At the back of that exhibit room there were several doors leading outside. There also used to be doors outside from somewhere in the vicinity of the room with the prairie dogs and bees. Out back of the museum there were a variety of historic structures including a limestone house, the studio of the artist Julian Onderdonk, and the home of José Antonio Navarro. There is also a replica log cabin constructed in 1939 by the National Youth Administration which, I guess, makes it historical, just in a different way from the others.
Way off in the southeasternmost corner of the museum’s property was the HEB Science Treehouse. The Science Treehouse focused largely on physics, since that’s a pretty easy thing to do in a museum — there were exhibits on pulleys, for example, and a whole room of various musical instruments to demonstrate acoustics (you would not believe what I had to go through to find that word!). There was also a section on ecology of the San Antonio River (which flows right past the museum) and I think there was a meteorology section as well. Outside the treehouse was an assortment of water-related activities, including an Archimedes Screw.

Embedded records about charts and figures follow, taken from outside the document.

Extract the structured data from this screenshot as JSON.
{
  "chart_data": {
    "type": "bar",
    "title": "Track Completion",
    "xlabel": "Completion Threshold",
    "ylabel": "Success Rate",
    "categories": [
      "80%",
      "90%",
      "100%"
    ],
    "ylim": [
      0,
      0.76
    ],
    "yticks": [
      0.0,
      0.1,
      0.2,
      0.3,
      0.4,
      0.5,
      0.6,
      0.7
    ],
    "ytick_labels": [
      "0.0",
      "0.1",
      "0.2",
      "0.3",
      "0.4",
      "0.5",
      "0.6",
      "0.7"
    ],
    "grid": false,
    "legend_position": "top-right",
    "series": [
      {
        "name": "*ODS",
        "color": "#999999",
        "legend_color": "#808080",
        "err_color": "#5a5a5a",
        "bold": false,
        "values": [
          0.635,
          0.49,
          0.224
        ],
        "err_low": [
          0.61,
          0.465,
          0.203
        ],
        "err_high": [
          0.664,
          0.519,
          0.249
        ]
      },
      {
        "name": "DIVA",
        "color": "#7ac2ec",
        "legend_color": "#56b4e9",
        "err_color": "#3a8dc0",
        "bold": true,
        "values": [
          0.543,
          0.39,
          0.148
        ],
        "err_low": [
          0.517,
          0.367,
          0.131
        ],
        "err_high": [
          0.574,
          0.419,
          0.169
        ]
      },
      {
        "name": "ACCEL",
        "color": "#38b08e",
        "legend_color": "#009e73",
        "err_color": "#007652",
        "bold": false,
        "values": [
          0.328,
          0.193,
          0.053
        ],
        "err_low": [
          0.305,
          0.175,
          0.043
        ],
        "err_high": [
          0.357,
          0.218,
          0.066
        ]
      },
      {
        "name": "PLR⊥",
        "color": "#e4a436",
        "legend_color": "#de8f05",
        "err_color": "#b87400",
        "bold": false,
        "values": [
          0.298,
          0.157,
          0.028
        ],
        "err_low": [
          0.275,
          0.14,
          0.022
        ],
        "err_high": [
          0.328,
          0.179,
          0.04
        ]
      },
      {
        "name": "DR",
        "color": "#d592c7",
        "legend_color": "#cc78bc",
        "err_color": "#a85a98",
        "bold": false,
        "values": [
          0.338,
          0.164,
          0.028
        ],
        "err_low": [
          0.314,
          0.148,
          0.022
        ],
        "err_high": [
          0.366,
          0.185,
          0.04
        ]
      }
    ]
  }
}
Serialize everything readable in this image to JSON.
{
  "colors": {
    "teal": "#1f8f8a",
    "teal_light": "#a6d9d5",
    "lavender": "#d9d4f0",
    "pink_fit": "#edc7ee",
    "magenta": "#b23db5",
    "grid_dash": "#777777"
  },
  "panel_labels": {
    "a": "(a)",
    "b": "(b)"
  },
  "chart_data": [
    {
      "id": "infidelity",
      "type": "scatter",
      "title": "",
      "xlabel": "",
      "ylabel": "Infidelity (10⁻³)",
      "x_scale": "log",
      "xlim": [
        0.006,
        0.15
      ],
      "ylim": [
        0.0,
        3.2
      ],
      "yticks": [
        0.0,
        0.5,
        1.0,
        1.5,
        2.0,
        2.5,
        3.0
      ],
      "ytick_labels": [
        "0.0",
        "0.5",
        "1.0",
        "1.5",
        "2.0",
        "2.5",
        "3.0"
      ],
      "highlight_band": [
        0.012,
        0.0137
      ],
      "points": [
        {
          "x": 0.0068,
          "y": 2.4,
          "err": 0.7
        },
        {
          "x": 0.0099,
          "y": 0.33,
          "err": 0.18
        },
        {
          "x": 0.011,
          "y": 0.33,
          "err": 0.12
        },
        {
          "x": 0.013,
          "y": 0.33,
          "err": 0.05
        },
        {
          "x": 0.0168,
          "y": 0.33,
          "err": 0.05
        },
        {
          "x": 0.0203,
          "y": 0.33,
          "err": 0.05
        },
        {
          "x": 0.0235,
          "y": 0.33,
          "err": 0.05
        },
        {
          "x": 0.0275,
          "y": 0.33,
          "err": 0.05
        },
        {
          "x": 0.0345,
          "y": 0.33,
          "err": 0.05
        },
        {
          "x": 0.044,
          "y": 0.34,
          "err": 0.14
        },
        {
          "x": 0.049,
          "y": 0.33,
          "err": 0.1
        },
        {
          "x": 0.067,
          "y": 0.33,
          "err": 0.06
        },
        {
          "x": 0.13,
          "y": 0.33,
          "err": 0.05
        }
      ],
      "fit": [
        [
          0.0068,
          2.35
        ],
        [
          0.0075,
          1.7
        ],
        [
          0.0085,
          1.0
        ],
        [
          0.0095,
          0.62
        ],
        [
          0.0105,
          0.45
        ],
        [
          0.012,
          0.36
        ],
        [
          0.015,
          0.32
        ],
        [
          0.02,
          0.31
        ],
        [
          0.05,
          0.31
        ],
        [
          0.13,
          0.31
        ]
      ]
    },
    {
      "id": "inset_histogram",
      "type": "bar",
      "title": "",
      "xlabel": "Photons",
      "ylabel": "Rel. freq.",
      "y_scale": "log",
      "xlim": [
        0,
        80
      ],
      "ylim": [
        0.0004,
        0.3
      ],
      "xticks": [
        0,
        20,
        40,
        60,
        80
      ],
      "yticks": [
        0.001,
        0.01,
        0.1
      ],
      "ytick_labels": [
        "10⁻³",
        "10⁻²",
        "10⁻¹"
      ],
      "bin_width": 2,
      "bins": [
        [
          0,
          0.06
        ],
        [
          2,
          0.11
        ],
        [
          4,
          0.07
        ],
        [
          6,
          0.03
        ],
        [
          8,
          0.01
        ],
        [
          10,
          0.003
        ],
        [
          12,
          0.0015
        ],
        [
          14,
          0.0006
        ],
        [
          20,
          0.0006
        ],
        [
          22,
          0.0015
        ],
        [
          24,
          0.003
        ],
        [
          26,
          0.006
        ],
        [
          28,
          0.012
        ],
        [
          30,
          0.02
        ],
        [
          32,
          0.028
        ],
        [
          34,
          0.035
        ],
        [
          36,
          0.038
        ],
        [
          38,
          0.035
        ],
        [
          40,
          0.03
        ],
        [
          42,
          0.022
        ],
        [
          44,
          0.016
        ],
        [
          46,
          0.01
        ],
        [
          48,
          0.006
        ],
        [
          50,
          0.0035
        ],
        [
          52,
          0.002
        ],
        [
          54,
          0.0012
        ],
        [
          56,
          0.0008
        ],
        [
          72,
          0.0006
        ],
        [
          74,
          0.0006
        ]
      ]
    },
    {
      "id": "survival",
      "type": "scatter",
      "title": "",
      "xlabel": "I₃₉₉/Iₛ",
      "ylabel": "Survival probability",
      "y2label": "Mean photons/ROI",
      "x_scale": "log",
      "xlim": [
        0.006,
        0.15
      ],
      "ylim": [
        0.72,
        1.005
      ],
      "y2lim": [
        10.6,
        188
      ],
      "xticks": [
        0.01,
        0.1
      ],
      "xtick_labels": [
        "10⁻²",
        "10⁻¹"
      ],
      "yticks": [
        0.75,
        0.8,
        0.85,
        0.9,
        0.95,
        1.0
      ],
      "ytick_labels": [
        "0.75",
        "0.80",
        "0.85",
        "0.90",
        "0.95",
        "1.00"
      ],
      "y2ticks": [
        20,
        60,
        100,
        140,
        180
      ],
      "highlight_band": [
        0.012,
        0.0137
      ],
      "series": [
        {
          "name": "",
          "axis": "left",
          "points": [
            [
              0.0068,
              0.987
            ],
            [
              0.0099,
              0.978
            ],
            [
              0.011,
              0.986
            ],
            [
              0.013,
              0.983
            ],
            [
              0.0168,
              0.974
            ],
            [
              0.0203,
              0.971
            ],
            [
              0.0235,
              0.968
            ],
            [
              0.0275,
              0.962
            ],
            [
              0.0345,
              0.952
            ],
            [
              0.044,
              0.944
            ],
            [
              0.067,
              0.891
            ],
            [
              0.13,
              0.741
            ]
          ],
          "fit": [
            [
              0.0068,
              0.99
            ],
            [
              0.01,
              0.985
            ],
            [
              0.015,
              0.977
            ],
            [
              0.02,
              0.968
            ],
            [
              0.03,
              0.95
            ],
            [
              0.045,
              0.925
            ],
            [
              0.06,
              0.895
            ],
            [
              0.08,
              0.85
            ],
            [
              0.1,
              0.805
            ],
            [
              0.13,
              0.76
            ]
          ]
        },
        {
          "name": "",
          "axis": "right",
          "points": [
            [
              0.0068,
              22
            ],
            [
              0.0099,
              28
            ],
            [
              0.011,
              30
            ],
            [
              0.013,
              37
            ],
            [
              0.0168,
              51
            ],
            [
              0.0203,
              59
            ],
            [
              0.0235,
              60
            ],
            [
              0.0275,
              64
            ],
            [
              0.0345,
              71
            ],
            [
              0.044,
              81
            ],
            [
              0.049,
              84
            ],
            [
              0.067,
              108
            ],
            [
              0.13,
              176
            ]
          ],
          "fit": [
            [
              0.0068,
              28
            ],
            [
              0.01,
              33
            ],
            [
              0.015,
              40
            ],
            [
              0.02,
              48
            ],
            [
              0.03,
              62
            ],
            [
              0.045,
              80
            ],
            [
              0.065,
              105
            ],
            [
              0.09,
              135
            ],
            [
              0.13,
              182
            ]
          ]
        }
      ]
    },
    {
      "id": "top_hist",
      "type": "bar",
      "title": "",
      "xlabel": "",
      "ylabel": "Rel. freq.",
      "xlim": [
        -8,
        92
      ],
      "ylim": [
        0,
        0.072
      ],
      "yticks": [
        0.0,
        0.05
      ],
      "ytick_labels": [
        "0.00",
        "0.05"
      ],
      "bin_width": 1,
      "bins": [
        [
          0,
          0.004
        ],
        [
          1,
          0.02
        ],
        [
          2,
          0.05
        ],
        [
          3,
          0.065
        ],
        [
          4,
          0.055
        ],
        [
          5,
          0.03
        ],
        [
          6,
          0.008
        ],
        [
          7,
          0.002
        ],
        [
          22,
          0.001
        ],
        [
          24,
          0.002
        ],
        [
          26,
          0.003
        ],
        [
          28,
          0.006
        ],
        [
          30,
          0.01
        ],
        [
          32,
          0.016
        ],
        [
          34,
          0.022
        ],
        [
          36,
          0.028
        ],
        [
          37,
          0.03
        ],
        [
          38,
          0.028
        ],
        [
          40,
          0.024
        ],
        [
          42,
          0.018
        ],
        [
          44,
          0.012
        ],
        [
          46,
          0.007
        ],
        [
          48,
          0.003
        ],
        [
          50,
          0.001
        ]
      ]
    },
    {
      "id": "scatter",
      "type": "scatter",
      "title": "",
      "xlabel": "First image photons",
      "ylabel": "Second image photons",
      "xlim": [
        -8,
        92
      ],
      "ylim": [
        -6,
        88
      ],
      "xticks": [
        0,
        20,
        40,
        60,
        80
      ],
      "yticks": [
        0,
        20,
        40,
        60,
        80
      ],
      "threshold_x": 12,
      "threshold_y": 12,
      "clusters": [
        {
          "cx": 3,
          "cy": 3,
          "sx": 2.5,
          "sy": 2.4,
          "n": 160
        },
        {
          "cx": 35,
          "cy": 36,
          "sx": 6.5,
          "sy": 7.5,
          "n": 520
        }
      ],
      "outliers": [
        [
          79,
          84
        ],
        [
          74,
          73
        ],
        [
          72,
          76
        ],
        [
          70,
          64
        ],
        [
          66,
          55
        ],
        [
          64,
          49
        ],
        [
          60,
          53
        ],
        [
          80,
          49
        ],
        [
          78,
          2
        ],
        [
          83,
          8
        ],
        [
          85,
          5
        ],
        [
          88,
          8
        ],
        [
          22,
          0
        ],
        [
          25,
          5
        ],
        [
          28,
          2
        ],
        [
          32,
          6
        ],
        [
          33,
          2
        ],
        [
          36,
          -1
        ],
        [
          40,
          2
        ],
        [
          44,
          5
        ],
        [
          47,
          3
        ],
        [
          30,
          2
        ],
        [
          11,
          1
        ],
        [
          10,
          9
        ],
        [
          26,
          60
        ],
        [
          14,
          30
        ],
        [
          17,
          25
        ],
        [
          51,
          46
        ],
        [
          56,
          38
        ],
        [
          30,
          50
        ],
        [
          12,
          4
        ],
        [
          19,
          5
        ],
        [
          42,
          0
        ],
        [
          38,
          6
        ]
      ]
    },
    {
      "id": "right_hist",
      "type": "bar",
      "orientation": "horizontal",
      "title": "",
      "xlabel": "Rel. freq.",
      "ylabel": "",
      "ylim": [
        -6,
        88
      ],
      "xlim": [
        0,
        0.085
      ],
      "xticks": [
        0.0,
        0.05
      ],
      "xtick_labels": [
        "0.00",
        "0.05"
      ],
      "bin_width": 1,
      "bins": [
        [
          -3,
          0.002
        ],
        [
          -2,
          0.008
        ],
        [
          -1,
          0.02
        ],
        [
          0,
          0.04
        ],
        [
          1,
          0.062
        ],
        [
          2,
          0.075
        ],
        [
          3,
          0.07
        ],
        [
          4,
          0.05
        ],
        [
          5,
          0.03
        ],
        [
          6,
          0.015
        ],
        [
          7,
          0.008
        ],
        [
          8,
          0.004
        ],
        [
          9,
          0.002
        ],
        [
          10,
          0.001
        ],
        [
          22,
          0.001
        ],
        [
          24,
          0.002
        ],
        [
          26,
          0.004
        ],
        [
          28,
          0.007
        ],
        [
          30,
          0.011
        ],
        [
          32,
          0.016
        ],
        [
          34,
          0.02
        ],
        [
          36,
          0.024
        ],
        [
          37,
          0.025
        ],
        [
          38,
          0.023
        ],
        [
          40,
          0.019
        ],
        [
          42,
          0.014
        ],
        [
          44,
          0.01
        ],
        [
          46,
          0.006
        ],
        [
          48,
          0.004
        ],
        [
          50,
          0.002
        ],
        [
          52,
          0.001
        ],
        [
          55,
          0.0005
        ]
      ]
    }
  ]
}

For the last part of the older Witte, I’m going to have to take you back farther in time, to the early 20th Century. A Mexican artist named Dionicio Rodriguez mastered a technique that he called “faux bois,” which is making cement look like wood. You can see his work all over the city. He made a bridge in Brackenridge Park and several features at the nearby Miraflores estate (speaking of things I need to talk about later). There are a number of other examples of his work throughout the city. When Rodriguez died in 1955, it was expected that the secret had died with him. However, another local artist, Carlos Cortés claims that Rodriguez taught the technique to his family and they passed it down to him. Either way, Cortés has been making faux bois sculptures throughout the area. As I write this, Cortés has just recently been sent to prison for a year for tax evasion.
Well, tax evader or not, Cortés built what is one of my favorite parts of the Witte Museum, the Little Treehouse, a faux bois, well, treehouse, that has educational signage on the wildlife of the region. I generally go out through the door on the, I think it’s the second, floor of the HEB treehouse and walk the bridge across to the top of the Little Treehouse then walk down from there.
Much of the Witte is handicap accessible. Some of the historical buildings have stairs and, of course, there is no way to get a wheelchair down the stairs of the Little Treehouse. The bridge across is stable, though I hate to admit that it totally slipped my mind to measure the width to see if a wheelchair would have room to make it across.